Dokładnie tak jak w moim życiu. Ja wciąż jestem przy nim…tylko mam wrażenie że brak we mnie już emocji….uczuć….I brak .. nadziei …że to kiedyś się skończy. Boję się …Ale wciąż jestem .. bo może to ostatni raz…
Tez to znam
Skończy się jak się zapije, tylko przed tym zniszczy Ciebie
Nie to nie jej wina i powinna pogonić go jak najszybciej.
Po 23 latach odeszłam od takiego męża, była to najlepsza decyzja w moim życiu. Życie jest jedno i warto walczyć o siebie by być szczęśliwą!
Nie mam dokąd odejść. 30 lat trwam w tym zwiazku. Wiem ze sama sobie robie krzywde. Zylam zawsze dla dzieci. Ale co ze mna
A ja walczyłam i wygraliśmy. Jestem bardzo szczęśliwa, bo było warto.
Ja też po 23 latach odeszlam,teraz wiem że żyje i dotarło do mnie że trzeba było to zrobić dużo wcześniej…drogie Panie nie czekajcie aż mąż się zmieni bo to nigdy się nie wydarzy…trzeba ratować siebie
Ja odeszłam po 27 latach . Straciłam dzieci i prawie całą rodzinę . Ukrywałam przed wszystkimi , jaki on jest naprawdę,nawet przed dziećmi , bo się wstydziłam. Chlał piwsko ,zdradzał , sikał do szafy jak się opił . Na samą myśl mi się na wymioty zbiera . A potem rano przepraszał. A ja ciągle wierzyłam ,że się zmieni . I się zmienił dla innej … Czy było warto ? Tak było teraz żyję w spokoju w związku partnerskim . Wiem ole straciłam lat łudząc się obietnicami bez pokrycia. Teraz stoję mocno na nogach i mam wspaniałe oparcie w moim partnerze .
Odeszlam po 23 latach i byla to najlepsza decyzja. Teraz jest mi bardzo ciezko ale mam spokoj i klade sie spac nie bojąc się. Czekam na rozwod.

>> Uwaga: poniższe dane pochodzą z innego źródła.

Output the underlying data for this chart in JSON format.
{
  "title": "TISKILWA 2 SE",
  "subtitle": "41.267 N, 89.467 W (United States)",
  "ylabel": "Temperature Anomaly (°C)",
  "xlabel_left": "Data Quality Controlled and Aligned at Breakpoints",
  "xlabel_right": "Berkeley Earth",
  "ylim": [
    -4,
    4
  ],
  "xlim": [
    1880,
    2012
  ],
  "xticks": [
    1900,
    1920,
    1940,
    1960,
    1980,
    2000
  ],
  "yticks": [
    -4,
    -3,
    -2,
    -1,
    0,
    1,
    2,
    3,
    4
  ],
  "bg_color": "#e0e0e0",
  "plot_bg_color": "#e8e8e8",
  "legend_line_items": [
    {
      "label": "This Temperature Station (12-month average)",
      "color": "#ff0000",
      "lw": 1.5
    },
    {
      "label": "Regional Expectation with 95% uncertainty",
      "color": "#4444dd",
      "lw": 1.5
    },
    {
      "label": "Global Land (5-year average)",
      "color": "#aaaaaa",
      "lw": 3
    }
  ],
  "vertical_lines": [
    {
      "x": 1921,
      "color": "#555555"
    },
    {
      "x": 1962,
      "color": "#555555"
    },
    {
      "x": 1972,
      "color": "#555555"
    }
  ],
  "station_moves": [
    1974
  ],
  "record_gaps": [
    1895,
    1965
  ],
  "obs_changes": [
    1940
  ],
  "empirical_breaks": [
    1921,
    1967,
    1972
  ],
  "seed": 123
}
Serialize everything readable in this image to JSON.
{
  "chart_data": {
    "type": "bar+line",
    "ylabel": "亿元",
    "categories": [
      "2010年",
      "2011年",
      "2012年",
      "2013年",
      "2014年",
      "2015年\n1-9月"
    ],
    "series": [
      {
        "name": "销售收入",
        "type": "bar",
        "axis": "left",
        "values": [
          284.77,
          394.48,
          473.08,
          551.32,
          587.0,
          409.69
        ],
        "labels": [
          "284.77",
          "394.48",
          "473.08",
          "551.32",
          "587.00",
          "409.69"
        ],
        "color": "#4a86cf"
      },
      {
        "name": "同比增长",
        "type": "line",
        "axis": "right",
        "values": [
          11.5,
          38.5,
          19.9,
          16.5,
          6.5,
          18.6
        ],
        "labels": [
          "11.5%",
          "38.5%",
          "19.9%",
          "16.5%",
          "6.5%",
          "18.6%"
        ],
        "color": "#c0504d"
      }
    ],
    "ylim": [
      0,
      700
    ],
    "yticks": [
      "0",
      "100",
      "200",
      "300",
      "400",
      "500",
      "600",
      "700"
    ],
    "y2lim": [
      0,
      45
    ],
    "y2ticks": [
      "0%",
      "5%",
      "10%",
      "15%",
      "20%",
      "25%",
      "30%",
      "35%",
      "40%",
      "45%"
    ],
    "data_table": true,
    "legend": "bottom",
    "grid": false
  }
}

Ja przeżywam teraz to samo… Kolejny raz mnie zawiódł… Który to raz składa obietnice bez pokrycia.. Nie zliczę… Nie przyjechał z pracy na Wigilię… Niby wszystko było już załatwienie, był bilet, był spakowany… Czekałam… A dla niego kolejny raz ważniejsza była wódka. Kolejny raz z nią przegrałam….. ALE OSTATNI!!!!!!!!!
Koniec tego już za wiele….
Postawiłam warónek albo życie ze mną albo z wódką
Nie ugnę się… Za moje stracone nerwy, za moje łzy…. Nie albo zacznie się leczyć albo z nami koniec…
Zrobiłam sobie listę za i przeciw , więcej jest na nie… I tego będę się trzymać!!!!!!!!!